How do I find the set intersection of a column of lists?
[dependencies]
polars = { version = "*", features = ["lazy"] }
use polars::df;
use polars::prelude::*;
fn main() {
let df = df![
"bar" => ["a", "b", "c", "a", "b", "c", "a", "c"],
"ham" => ["foo", "foo", "foo", "bar", "bar", "bar", "bing", "bang"]
]
.unwrap();
let df_grp = df
.lazy()
.groupby(["bar"])
.agg([col("ham").list()])
.collect()
.unwrap();
println!("{:?}", df_grp);
}
prints:
┌─────┬────────────────────────┐
│ bar ┆ ham │
│ --- ┆ --- │
│ str ┆ list[str] │
╞═════╪════════════════════════╡
│ c ┆ ["foo", "bar", "bang"] │
├╌╌╌╌╌┼╌╌╌╌╌╌╌╌╌╌╌╌╌╌╌╌╌╌╌╌╌╌╌╌┤
│ b ┆ ["foo", "bar"] │
├╌╌╌╌╌┼╌╌╌╌╌╌╌╌╌╌╌╌╌╌╌╌╌╌╌╌╌╌╌╌┤
│ a ┆ ["foo", "bar", "bing"] │
└─────┴────────────────────────┘
What I would like to do is do a set intersection of rows a/b/c ⇒ ["foo","bar"] as the common strings in all rows.
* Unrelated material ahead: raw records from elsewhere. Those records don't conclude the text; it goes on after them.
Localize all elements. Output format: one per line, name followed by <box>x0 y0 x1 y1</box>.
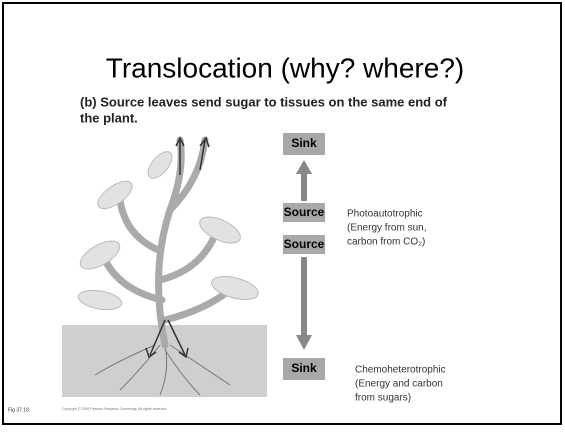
box-label: Source <box>284 237 325 251</box>
box-label: Sink <box>291 361 317 375</box>
box-label: Sink <box>291 136 317 150</box>
subtitle: the plant. <box>80 110 138 125</box>
subtitle: (b) Source leaves send sugar to tissues … <box>80 94 448 109</box>
note: Photoautotrophic <box>347 209 423 220</box>
copyright: Copyright © 2008 Pearson Benjamin Cummin… <box>62 407 167 411</box>
note: (Energy from sun, <box>347 223 426 234</box>
note: from sugars) <box>355 393 411 404</box>
slide: Translocation (why? where?) (b) Source l… <box>0 0 565 428</box>
note: (Energy and carbon <box>355 379 443 390</box>
title: Translocation (why? where?) <box>106 52 464 83</box>
figure-ref: Fig 37.18 <box>8 407 29 413</box>
box-label: Source <box>284 205 325 219</box>
note: Chemoheterotrophic <box>355 365 446 376</box>
note: carbon from CO₂) <box>347 237 425 248</box>
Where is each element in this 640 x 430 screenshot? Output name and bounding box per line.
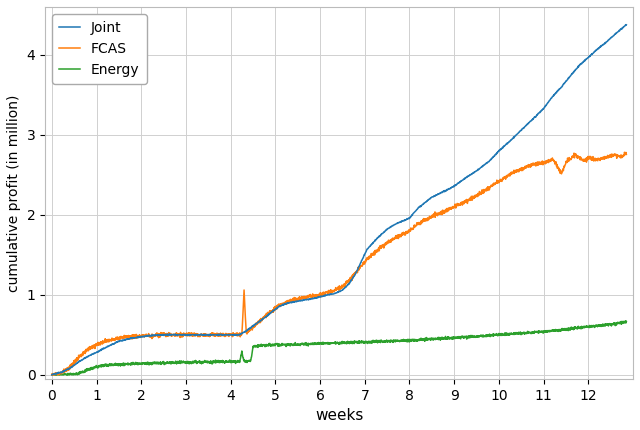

My though was to turn the column of lists of string to a column of hashsets and then fold/reduce the intersection. How do I go from Series<list<String>>
⇒ Series<HashSet>
? If this is possible in a lazyframe fold expression, that would be great but how to define the accumulator? lit(HashSet)?